The forest of Northern Evia will take more than 30 years to become productive again

There are many problems that the catastrophic fires that have hit the country in recent weeks have “bequeathed” to the Greek beekeeping industry. Problems concerning both the places where beekeepers “grazed” their flocks and the number of swarms, as a significant number of them could not be saved from the countless fiery fronts. The Ministry of Rural Development and Food holds meetings after meetings to find solutions that will help professionals in the field. In fact, as the Minister of Rural Development and Food, Spilios Livanos, pointed out in a recent interview, a program for the restoration of bees is being developed. From the side of agricultural compensation organization ELGA, as pointed out by executives of the organization to the Athenian-Macedonian News Agency, the checks in Evia, Attica, Ilia, Laconia and Arcadia were completed and the findings are expected to be drafted, so that the procedures for the compensation of the beneficiaries can proceed.

According to estimates by ELGA, more than 9,000 swarms of bees were severely damaged by the fires in all the areas, in which checks were conducted.

“With the completion of the drafting of the findings, EL.GA. will proceed to the payment of the compensations and not to the advance payment to the beneficiaries,” the competent executives pointed out to APE-MPE.

The biggest blow in Evia

With the burned areas totaling 100,000 hectares the biggest problem for beekeepers is located in the area of ​​Evia, which received the biggest blow.

Most professionals in the industry took their beehives to the second largest island in the country, a place where 65% of the pine honey was produced.

As the president of the Federation of Beekeeping Associations of Greece (OMSE), Vassilis Douras, pointed out to the Athenian-Macedonian News Agency, “the destruction of the pine forest in Northern Evia, a mature pine forest, is a huge loss and the Greek beekeeping for the next 30 years – and that is no exaggeration. ”

In fact, according to him, “the forest of Northern Evia will take more than 30 years to become productive, to become as it was”.

Thus, the next “stop” for beekeepers will be the other areas of Evia, Halkidiki and Thassos. “This will create a large crowd and competition between our bees with negative results in honey collection for all of us. The honey that was lost from Evia is not being replaced “, added Mr. Douras.

The annual loss of up to 10,000 tons of pine honey

The “blow” suffered by the production of pine honey is great as as the president of OMSE stated in APE-MPE “I estimate we will lose 5-10,000 tons of pine honey per year” due to the fires in the forests of Evia, adding that “this loss will be around for at least the next years “.

The overcrowding of beekeepers in a few areas, as Mr. Douras noted, “will reduce the average annual yield, the loss of honey is a given and unfillable.”

“Compensation and not gratuities”

According to the President of the Federation of Beekeeping Associations of Greece, those professionals in the field who lost beehives due to the fires should receive “immediate real compensation and not tips” while “they must be given money to cover the annual production.”

Regarding the beekeepers whose homes were located in the burnt areas, Mr.
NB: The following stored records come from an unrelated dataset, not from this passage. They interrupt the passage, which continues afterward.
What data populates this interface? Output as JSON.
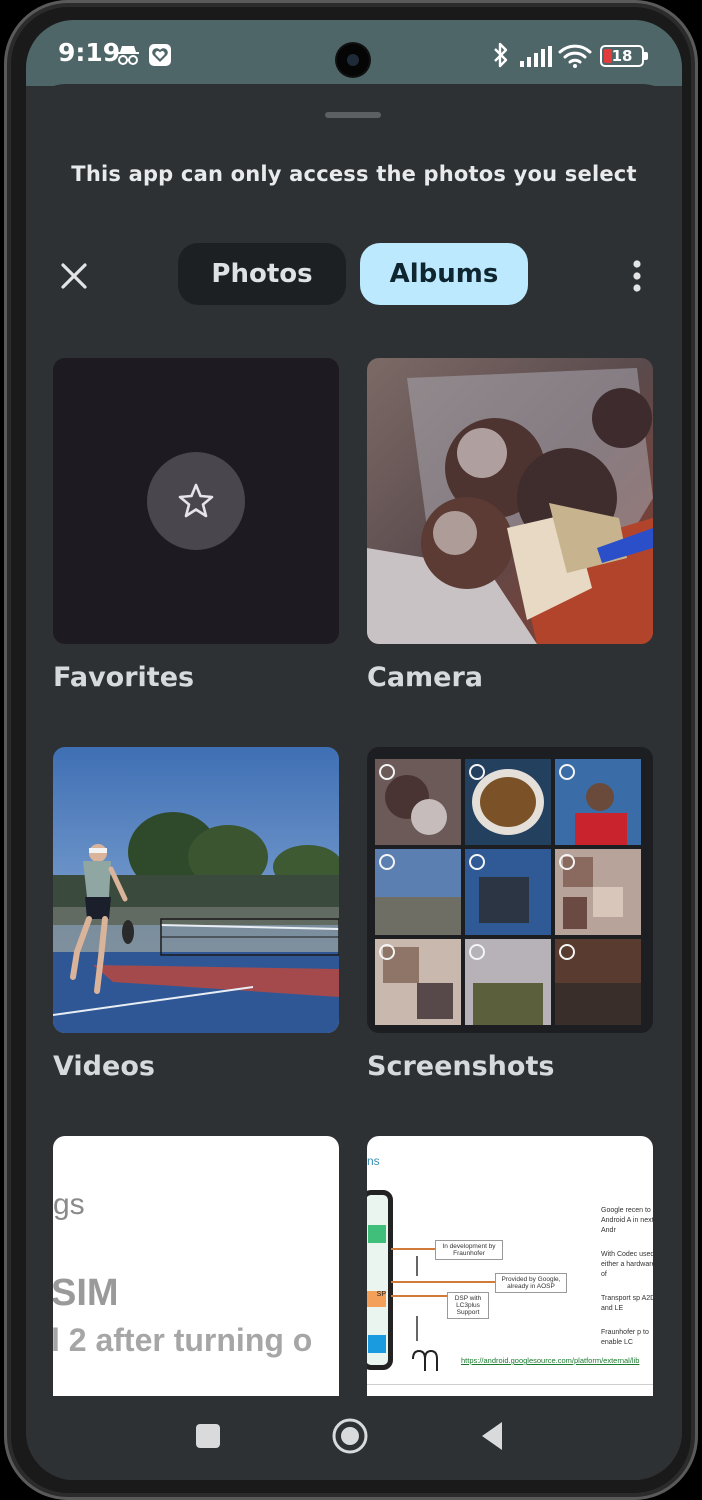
{
  "status_bar": {
    "time": "9:19",
    "battery": "18"
  },
  "sheet": {
    "banner": "This app can only access the photos you select"
  },
  "tabs": {
    "photos": "Photos",
    "albums": "Albums",
    "selected": "Albums"
  },
  "albums": [
    {
      "label": "Favorites",
      "icon": "star-icon"
    },
    {
      "label": "Camera"
    },
    {
      "label": "Videos"
    },
    {
      "label": "Screenshots"
    },
    {
      "label": ""
    },
    {
      "label": ""
    }
  ],
  "album5_preview": {
    "line1": "gs",
    "line2": "SIM",
    "line3": "l 2 after turning o"
  },
  "album6_preview": {
    "heading": "ns",
    "box1": "In development by Fraunhofer",
    "box2": "Provided by Google, already in AOSP",
    "box3": "DSP with LC3plus Support",
    "chip": "SP",
    "bullets": [
      "Google recen to Android A in next Andr",
      "With Codec used either a hardware-of",
      "Transport sp A2DP and LE",
      "Fraunhofer p to enable LC"
    ],
    "link": "https://android.googlesource.com/platform/external/lib"
  },
  "colors": {
    "status_bar": "#4f6669",
    "sheet": "#2e3133",
    "tab_selected": "#bce9fd",
    "tab_unselected": "#1d2022"
  }
}
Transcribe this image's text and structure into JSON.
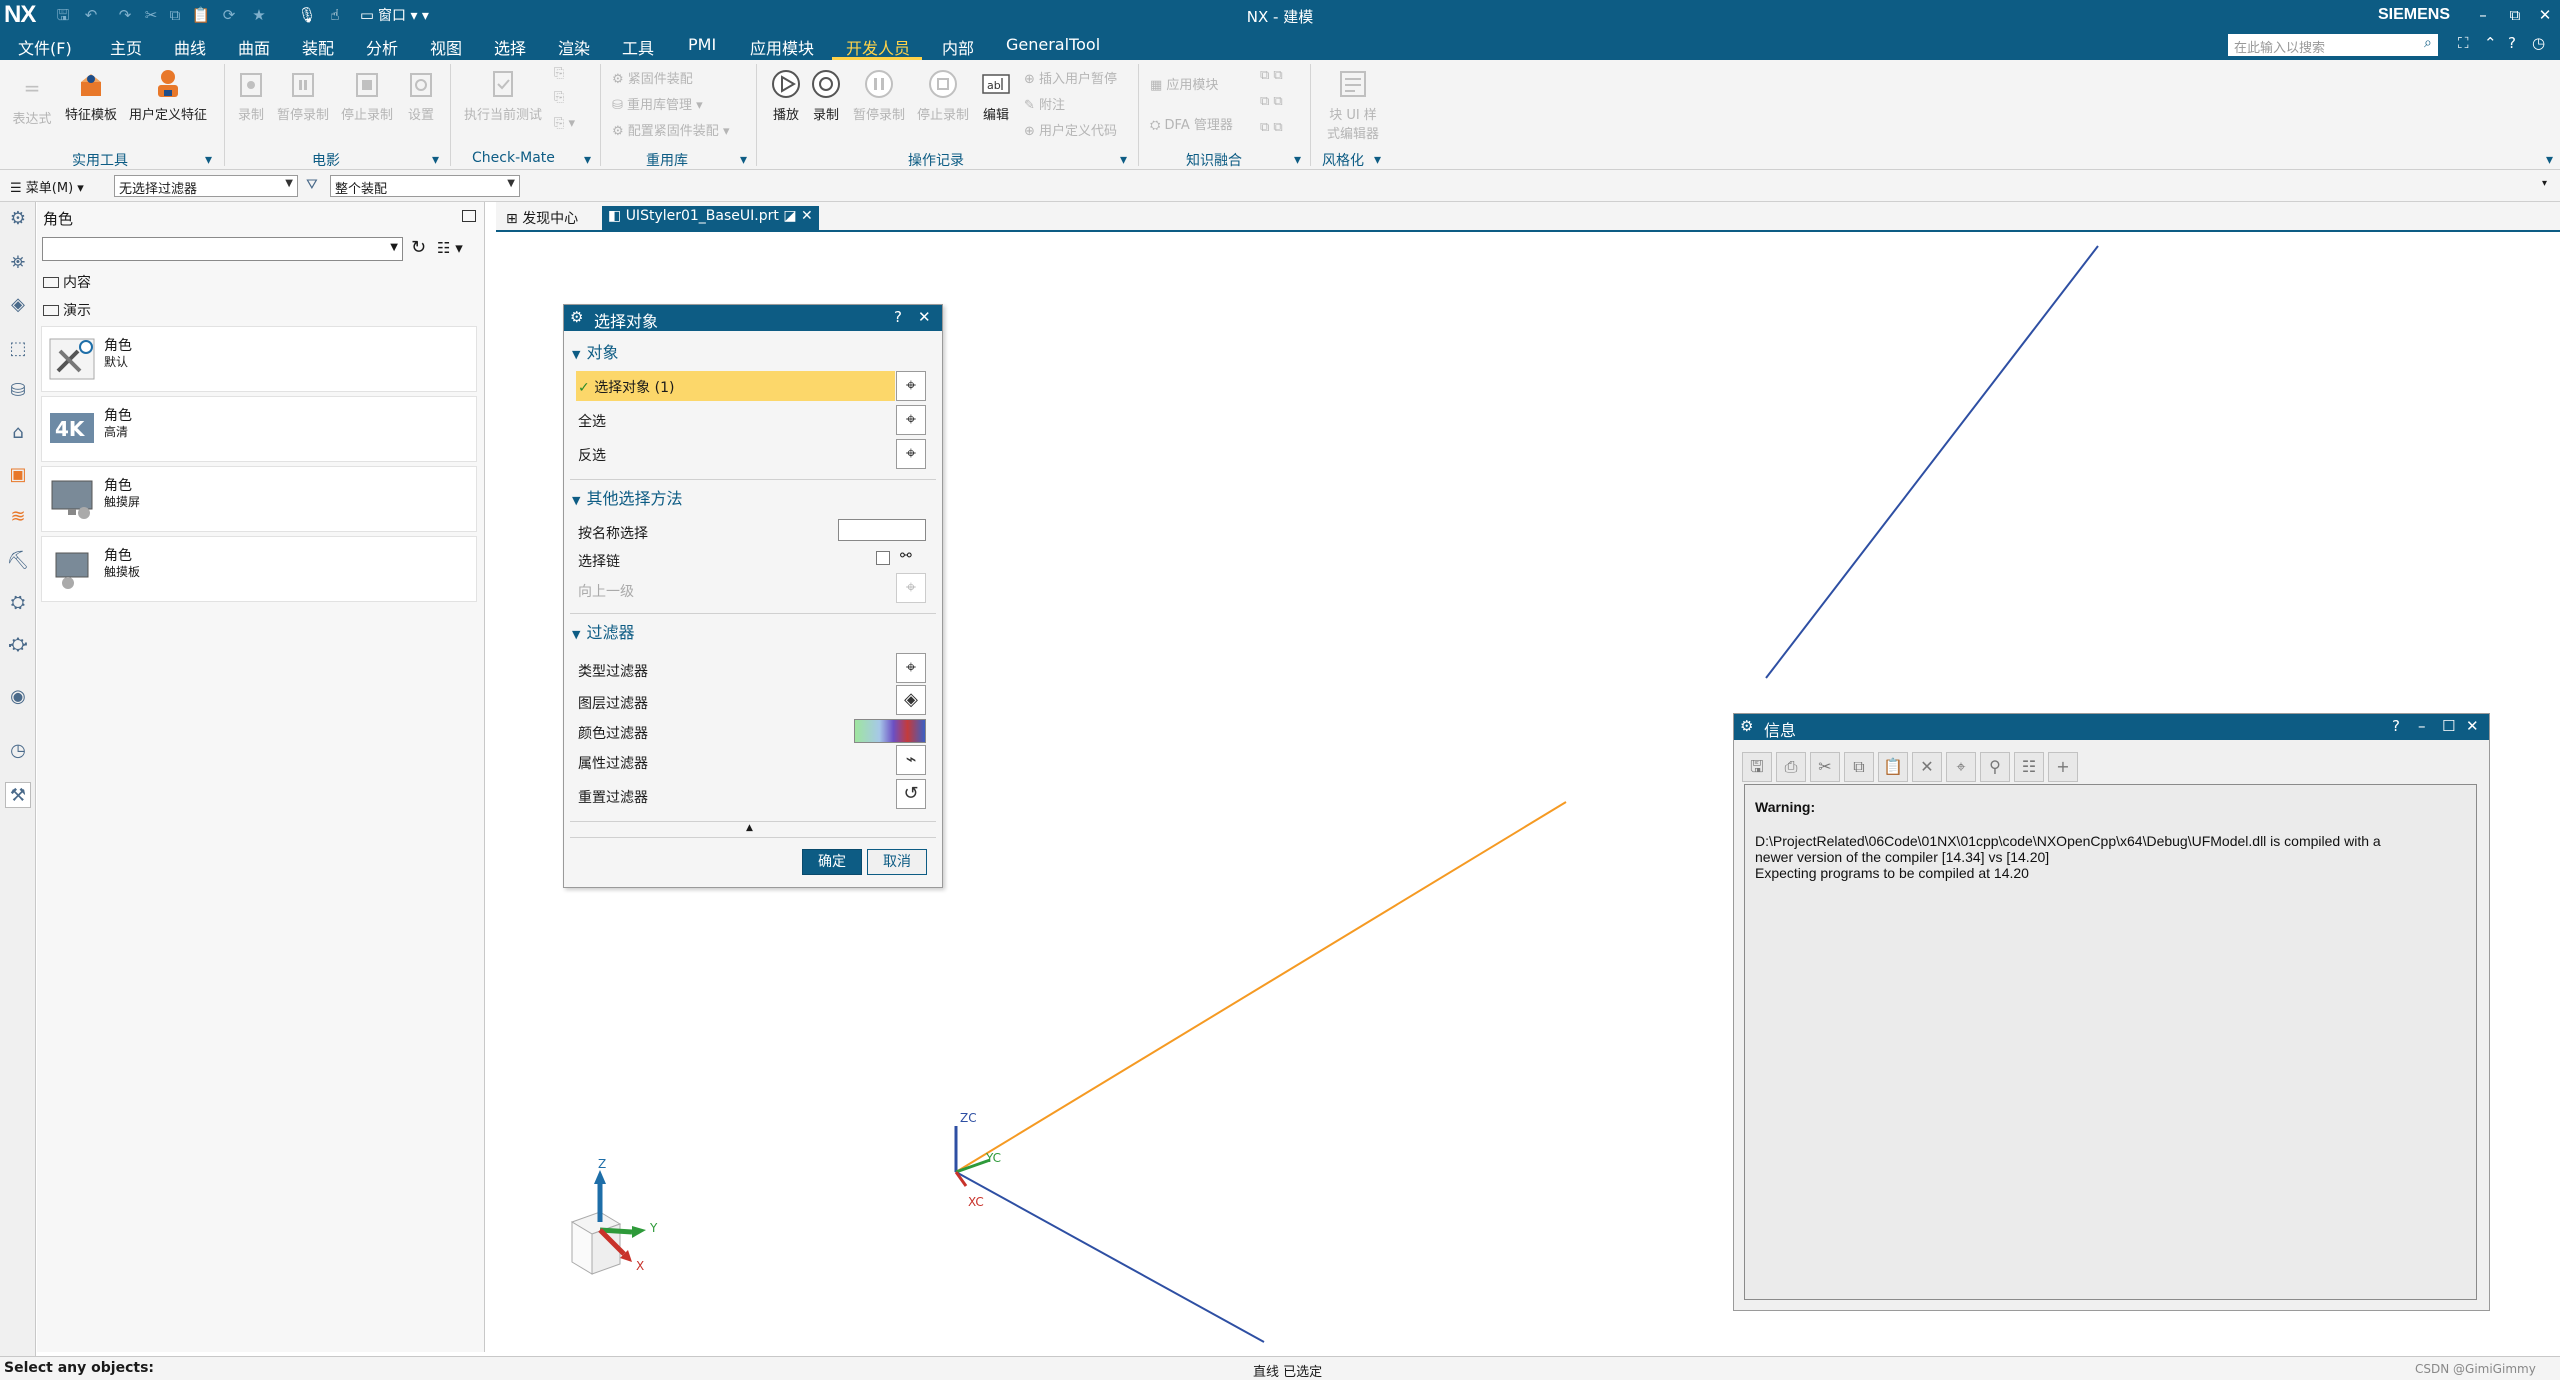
{
  "titlebar": {
    "logo": "NX",
    "window_menu": "窗口",
    "title": "NX - 建模",
    "brand": "SIEMENS",
    "min_glyph": "–",
    "restore_glyph": "⧉",
    "close_glyph": "✕"
  },
  "menubar": {
    "items": [
      "文件(F)",
      "主页",
      "曲线",
      "曲面",
      "装配",
      "分析",
      "视图",
      "选择",
      "渲染",
      "工具",
      "PMI",
      "应用模块",
      "开发人员",
      "内部",
      "GeneralTool"
    ],
    "active_index": 12,
    "search_placeholder": "在此输入以搜索"
  },
  "ribbon": {
    "utility": {
      "expression": "表达式",
      "feature_template": "特征模板",
      "user_feature": "用户定义特征",
      "group_label": "实用工具"
    },
    "movie": {
      "record": "录制",
      "pause_record": "暂停录制",
      "stop_record": "停止录制",
      "settings": "设置",
      "group_label": "电影"
    },
    "checkmate": {
      "run_test": "执行当前测试",
      "group_label": "Check-Mate"
    },
    "reuse": {
      "fastener": "紧固件装配",
      "library": "重用库管理",
      "config_fastener": "配置紧固件装配",
      "group_label": "重用库"
    },
    "journal": {
      "play": "播放",
      "record": "录制",
      "pause": "暂停录制",
      "stop": "停止录制",
      "edit": "编辑",
      "insert_pause": "插入用户暂停",
      "comment": "附注",
      "user_code": "用户定义代码",
      "group_label": "操作记录"
    },
    "knowledge": {
      "app_module": "应用模块",
      "dfa_manager": "DFA 管理器",
      "group_label": "知识融合"
    },
    "styler": {
      "block_ui_line1": "块 UI 样",
      "block_ui_line2": "式编辑器",
      "group_label": "风格化"
    }
  },
  "toolbar": {
    "menu_label": "菜单(M)",
    "filter_value": "无选择过滤器",
    "scope_value": "整个装配"
  },
  "navigator": {
    "title": "角色",
    "tree": [
      "内容",
      "演示"
    ],
    "roles": [
      {
        "name": "角色",
        "desc": "默认"
      },
      {
        "name": "角色",
        "desc": "高清"
      },
      {
        "name": "角色",
        "desc": "触摸屏"
      },
      {
        "name": "角色",
        "desc": "触摸板"
      }
    ]
  },
  "tabs": {
    "discovery": "发现中心",
    "part": "UIStyler01_BaseUI.prt"
  },
  "select_dialog": {
    "title": "选择对象",
    "section_object": "对象",
    "select_object": "选择对象 (1)",
    "select_all": "全选",
    "invert": "反选",
    "section_other": "其他选择方法",
    "by_name": "按名称选择",
    "chain": "选择链",
    "up_one_level": "向上一级",
    "section_filter": "过滤器",
    "type_filter": "类型过滤器",
    "layer_filter": "图层过滤器",
    "color_filter": "颜色过滤器",
    "attribute_filter": "属性过滤器",
    "reset_filter": "重置过滤器",
    "ok": "确定",
    "cancel": "取消"
  },
  "info_dialog": {
    "title": "信息",
    "warning": "Warning:",
    "line1": "D:\\ProjectRelated\\06Code\\01NX\\01cpp\\code\\NXOpenCpp\\x64\\Debug\\UFModel.dll is compiled with a",
    "line2": "newer version of the compiler [14.34] vs [14.20]",
    "line3": "Expecting programs to be compiled at 14.20"
  },
  "triad": {
    "zc": "ZC",
    "yc": "YC",
    "xc": "XC",
    "z": "Z",
    "y": "Y",
    "x": "X"
  },
  "status": {
    "prompt": "Select any objects:",
    "selection": "直线 已选定",
    "watermark": "CSDN @GimiGimmy"
  },
  "colors": {
    "brand": "#0d5c84",
    "active_tab": "#ffd24a",
    "highlight": "#fcd76a",
    "orange_line": "#f59a23",
    "blue_line": "#2e4fa3"
  }
}
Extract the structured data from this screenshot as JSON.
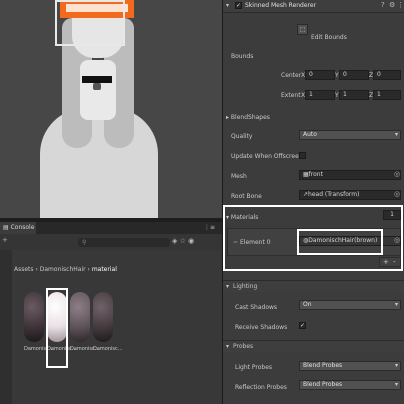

Douras estimates that “there should be additional financial support for the feeding and care of their bees, since this will now be done in areas far from their place».

He concluded: “We all need financial help to continue practicing our profession. Bees give us more in agricultural production and biodiversity through pollination than they give with their products to us beekeepers. This is not disputed by anyone and the Greek state is obliged to take it into account “.